Colt Model 1903/1908 Pocket Hammerless (not to be confused with the Colt Model 1903 Pocket Hammer) is a .32 ACP caliber, self-loading, semi-automatic pistol designed by John Browning and built by Colt Patent Firearms Manufacturing Company of Hartford, Connecticut. The Colt Model 1908 Pocket Hammerless is a variant introduced five years later in .380 ACP caliber. Despite the title "hammerless", the Model 1903 does have a hammer. It is covered and hidden from view under the rear of the slide. This allows the pistol to be carried in, and withdrawn from a pocket quickly and smoothly without snagging.
History Approximately 570,000 Colt Pocket Hammerless pistols were produced from 1903 to 1945, in five different types. Some were issued to US Army and US Air Force general officers from World War II through the 1970s; these were replaced in 1972 with the RIA Colt M15 general officer`s model, a compact version of the M1911A1. The Shanghai Municipal Police issued the M1908 to its officers in the 1920s and 1930s and it was a popular model with police in the United States such as the New York City Police Department. In addition to lawful owners, many gangsters of the pre-World War II era favored the Model 1903 and Model 1908 because they were relatively small and easily concealed. It is said that Al Capone kept one in his coat pocket and Bonnie Parker used one to break Clyde Barrow out of jail after smuggling it into the jail by taping it to her thigh. Bank robber John Dillinger was carrying this model of pistol when he was shot by FBI agents outside the Biograph theater on July 22, 1934, and another famous bank robber, Willie Sutton, had one when he was captured by police in Brooklyn on February 18, 1952.
Note: There was also a Colt Model 1903 Pocket Hammer pistol in .38 ACP, but this design is unrelated. The FN Model 1903 pistol design is related to the Colt Pocket Hammerless, but it is physically larger due to its chambering in the 9×20mm SR Browning Long cartridge.
- General officer models
General officer models were often engraved with the officer`s name. Recipients include generals Eisenhower, Bradley, Marshall, and Patton. Patton`s Model 1908 was embellished with three (later four) stars on the grip panels to denote his rank. They were issued with a fine-grade leather holster, leather pistol belt with gold-metal clasp, rope pistol lanyard with gold-metal fittings, and leather two-pocket ammunition pouch with gold-metal fasteners. They came in russet or black leather (depending on service and regulations) and were made by Atchison Leather Products or Hickock. A cleaning rod and two spare magazines were also included. Generals were issued the Model M in .380 ACP, until 1950, when supplies ran out. At that point, they were substituted with .32 models until their replacement in 1972. The Pocket Hammerless was replaced by the M15 pistol made by Rock Island Arsenal in .45 ACP. Today, the Pocket Hammerless is manufactured by U.S. Armament, and is licensed by Colt.
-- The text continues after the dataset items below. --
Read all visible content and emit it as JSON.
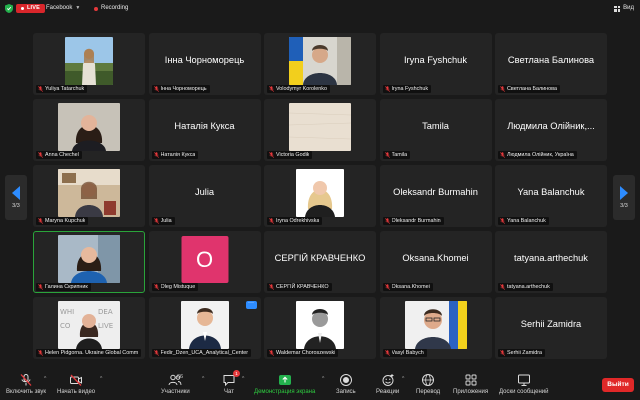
{
  "topbar": {
    "live_label": "LIVE",
    "live_target": "Facebook",
    "recording_label": "Recording",
    "view_label": "Вид"
  },
  "nav": {
    "left_page": "3/3",
    "right_page": "3/3"
  },
  "tiles": [
    {
      "caption": "Yuliya Tatarchuk",
      "kind": "photo",
      "scene": "outdoor"
    },
    {
      "caption": "Інна Чорноморець",
      "name": "Інна Чорноморець",
      "kind": "name"
    },
    {
      "caption": "Volodymyr Korolenko",
      "kind": "photo",
      "scene": "flag-man"
    },
    {
      "caption": "Iryna Fyshchuk",
      "name": "Iryna Fyshchuk",
      "kind": "name"
    },
    {
      "caption": "Светлана Балинова",
      "name": "Светлана Балинова",
      "kind": "name"
    },
    {
      "caption": "Anna Chechel",
      "kind": "photo",
      "scene": "woman-dark"
    },
    {
      "caption": "Наталія Кукса",
      "name": "Наталія Кукса",
      "kind": "name"
    },
    {
      "caption": "Victoria Godik",
      "kind": "photo",
      "scene": "beige"
    },
    {
      "caption": "Tamila",
      "name": "Tamila",
      "kind": "name"
    },
    {
      "caption": "Людмила Олійник, Україна",
      "name": "Людмила Олійник,...",
      "kind": "name"
    },
    {
      "caption": "Maryna Kupchuk",
      "kind": "photo",
      "scene": "office"
    },
    {
      "caption": "Julia",
      "name": "Julia",
      "kind": "name"
    },
    {
      "caption": "Iryna Odrekhivska",
      "kind": "photo",
      "scene": "blonde"
    },
    {
      "caption": "Oleksandr Burmahin",
      "name": "Oleksandr Burmahin",
      "kind": "name"
    },
    {
      "caption": "Yana Balanchuk",
      "name": "Yana Balanchuk",
      "kind": "name"
    },
    {
      "caption": "Галина Скрипник",
      "kind": "photo",
      "scene": "woman-blue",
      "active": true
    },
    {
      "caption": "Oleg Mistuque",
      "avatar": "O",
      "kind": "avatar"
    },
    {
      "caption": "СЕРГІЙ КРАВЧЕНКО",
      "name": "СЕРГІЙ КРАВЧЕНКО",
      "kind": "name"
    },
    {
      "caption": "Oksana.Khomei",
      "name": "Oksana.Khomei",
      "kind": "name"
    },
    {
      "caption": "tatyana.arthechuk",
      "name": "tatyana.arthechuk",
      "kind": "name"
    },
    {
      "caption": "Helen Pidgorna. Ukraine Global Comm",
      "kind": "photo",
      "scene": "banner"
    },
    {
      "caption": "Fedir_Dzen_UCA_Analytical_Center",
      "kind": "photo",
      "scene": "man-suit",
      "more": "···"
    },
    {
      "caption": "Waldemar Choroszewski",
      "kind": "photo",
      "scene": "man-bw"
    },
    {
      "caption": "Vasyl Babych",
      "kind": "photo",
      "scene": "man-glasses"
    },
    {
      "caption": "Serhii Zamidra",
      "name": "Serhii Zamidra",
      "kind": "name"
    }
  ],
  "toolbar": {
    "mute_label": "Включить звук",
    "video_label": "Начать видео",
    "participants_label": "Участники",
    "participants_count": "66",
    "chat_label": "Чат",
    "chat_badge": "1",
    "share_label": "Демонстрация экрана",
    "record_label": "Запись",
    "reactions_label": "Реакции",
    "translate_label": "Перевод",
    "apps_label": "Приложения",
    "whiteboard_label": "Доски сообщений",
    "leave_label": "Выйти"
  },
  "colors": {
    "accent_blue": "#2d8cff",
    "live_red": "#d9262b",
    "share_green": "#2ecc40",
    "avatar_pink": "#e0346d",
    "leave_red": "#e02828"
  }
}
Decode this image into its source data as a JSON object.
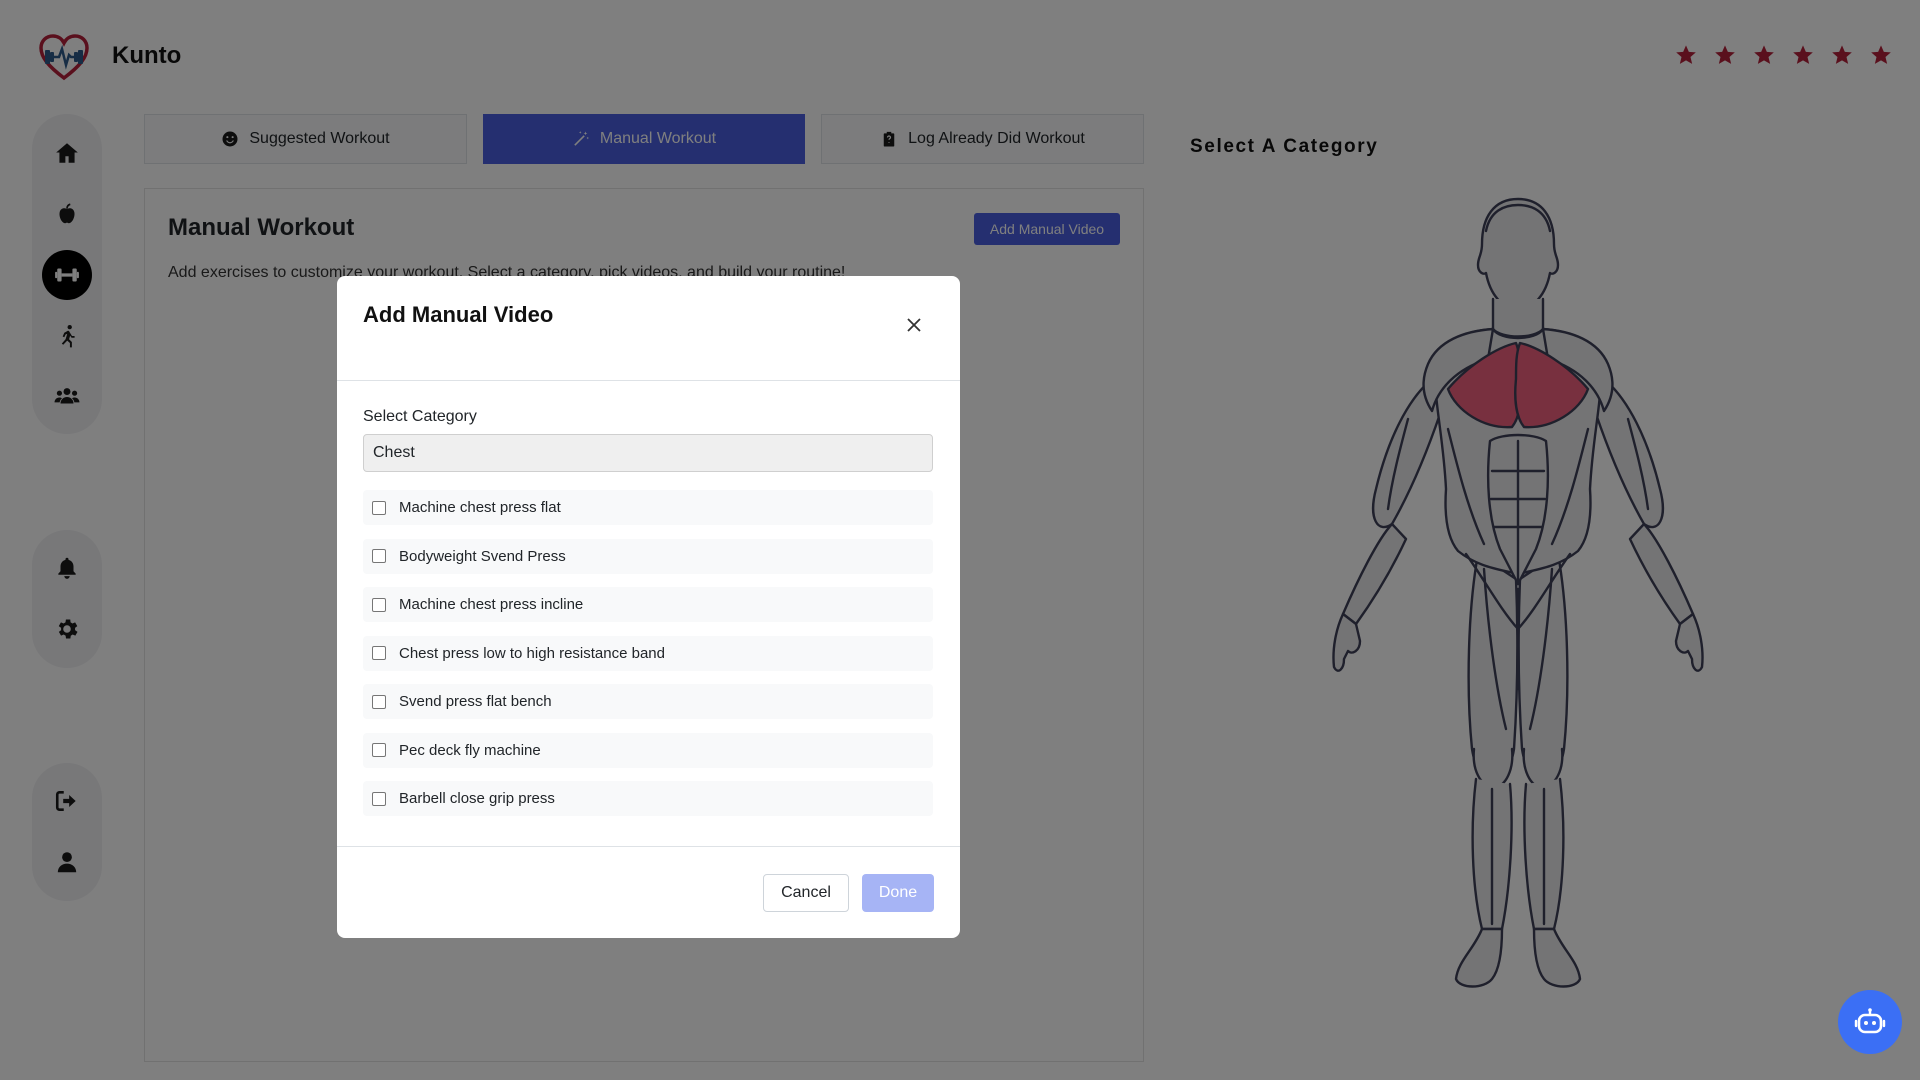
{
  "app": {
    "name": "Kunto"
  },
  "rating": {
    "stars": 6,
    "color": "#b5203a"
  },
  "tabs": [
    {
      "label": "Suggested Workout",
      "icon": "smiley-icon",
      "active": false
    },
    {
      "label": "Manual Workout",
      "icon": "magic-wand-icon",
      "active": true
    },
    {
      "label": "Log Already Did Workout",
      "icon": "clipboard-icon",
      "active": false
    }
  ],
  "sidebar": {
    "items": [
      {
        "name": "home",
        "icon": "home-icon",
        "active": false
      },
      {
        "name": "nutrition",
        "icon": "apple-icon",
        "active": false
      },
      {
        "name": "workout",
        "icon": "dumbbell-icon",
        "active": true
      },
      {
        "name": "activity",
        "icon": "running-icon",
        "active": false
      },
      {
        "name": "community",
        "icon": "users-icon",
        "active": false
      },
      {
        "name": "notifications",
        "icon": "bell-icon",
        "active": false
      },
      {
        "name": "settings",
        "icon": "gear-icon",
        "active": false
      },
      {
        "name": "logout",
        "icon": "logout-icon",
        "active": false
      },
      {
        "name": "profile",
        "icon": "user-icon",
        "active": false
      }
    ]
  },
  "main": {
    "title": "Manual Workout",
    "add_button": "Add Manual Video",
    "description": "Add exercises to customize your workout. Select a category, pick videos, and build your routine!"
  },
  "body_map": {
    "title": "Select A Category",
    "highlighted_muscle": "Chest",
    "highlight_color": "#f0607f"
  },
  "modal": {
    "title": "Add Manual Video",
    "category_label": "Select Category",
    "category_value": "Chest",
    "exercises": [
      {
        "label": "Machine chest press flat",
        "checked": false
      },
      {
        "label": "Bodyweight Svend Press",
        "checked": false
      },
      {
        "label": "Machine chest press incline",
        "checked": false
      },
      {
        "label": "Chest press low to high resistance band",
        "checked": false
      },
      {
        "label": "Svend press flat bench",
        "checked": false
      },
      {
        "label": "Pec deck fly machine",
        "checked": false
      },
      {
        "label": "Barbell close grip press",
        "checked": false
      }
    ],
    "cancel_label": "Cancel",
    "done_label": "Done"
  },
  "colors": {
    "accent": "#4a5ee0",
    "done_disabled": "#a6b4f5",
    "chat_fab": "#3b6ff5"
  },
  "chat": {
    "icon": "robot-icon"
  }
}
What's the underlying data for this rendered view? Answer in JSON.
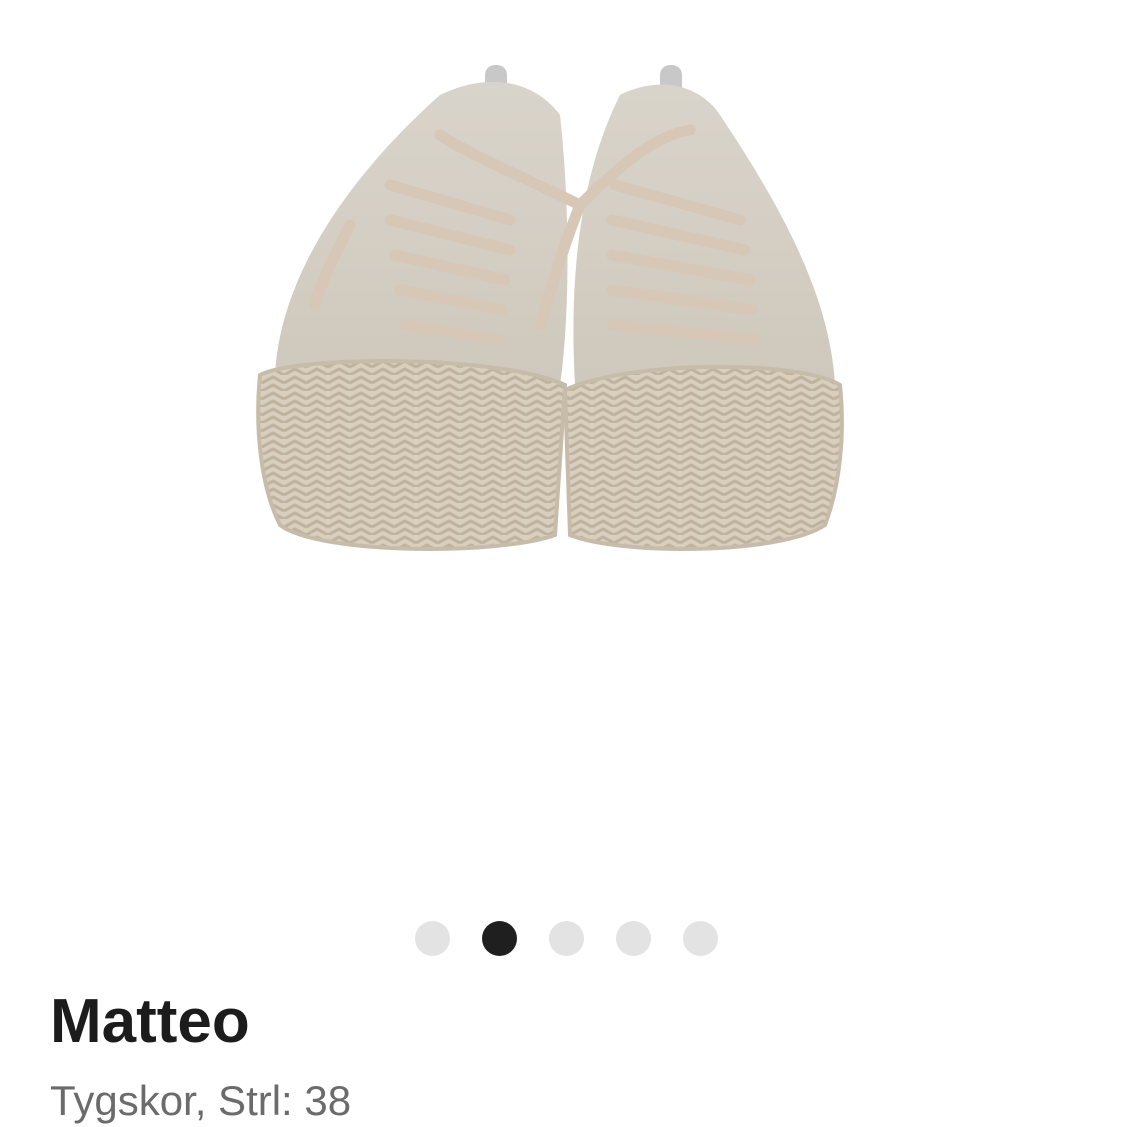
{
  "product": {
    "image_alt": "shoe-photo",
    "title": "Matteo",
    "subtitle": "Tygskor, Strl: 38"
  },
  "gallery": {
    "total_images": 5,
    "active_index": 1
  },
  "colors": {
    "dot_inactive": "#e3e3e3",
    "dot_active": "#1f1f1f",
    "title": "#1c1c1c",
    "subtitle": "#6b6b6b"
  }
}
Design This pistol is actually fired by action of a hammer striking and driving a firing pin into a center-fire cartridge`s primer. The hammer is covered by the rear of the slide. The "hammerless" designation was merely an advertising designation pointing out the pistol`s particular suitability for concealed carry. Special features include a serrated slide to prevent slippage during manual cycling of the slide and two safety mechanisms (a grip safety and a manual safety). The grip safety is a spring-loaded piece making up the back strap of the pistol. The grip safety, though not solely restricted to them, was a typical feature of Colt automatic pistols. A magazine safety was added on later models; this feature prevents the pistol from being fired with a round in the chamber and the magazine removed.
In 1908, a .380 ACP version of this gun was introduced. Called the Model 1908, it is nearly identical to the Model 1903 except for the bore diameter and the magazine, which hold seven rounds (one less than the Model 1903).
Grip panels are black checked hard rubber, checked walnut, or special order materials (ivory, mother of pearl, inset medallion).
Sights are fixed, although the rear sight is drift-adjustable for windage.
Metal finish is blued or nickel, and some special-order finishes such as engraved, silver- or gold-plated.
Variants - Type I: Integral barrel bushing, four-inch barrel, no magazine safety, serial numbers 1 through 71,999 - Type II: 32 cal separate barrel bushing, 33⁄4-inch barrel; 1908–1910, SN 72,000 through 105,050 - Type II: 380 cal separate barrel bushing, 33⁄4-inch barrel; 1908–1910, SN 001 through 6250 - Type III: integrated barrel bushing, 33⁄4-inch barrel; 1910–1926, SN 105,051 through 468,789 - Type IV: integrated barrel bushing, 33⁄4-inch barrel, magazine safety - Type V: integrated barrel bushing, 33⁄4-inch barrel, military sights, magazine safety on both commercial and "U.S. property" variations. SN 468,097 through 554,446. There was an M1903 version with a military Parkerized finish, which is otherwise the same as the Model IV, SN 554,447 through 572,214.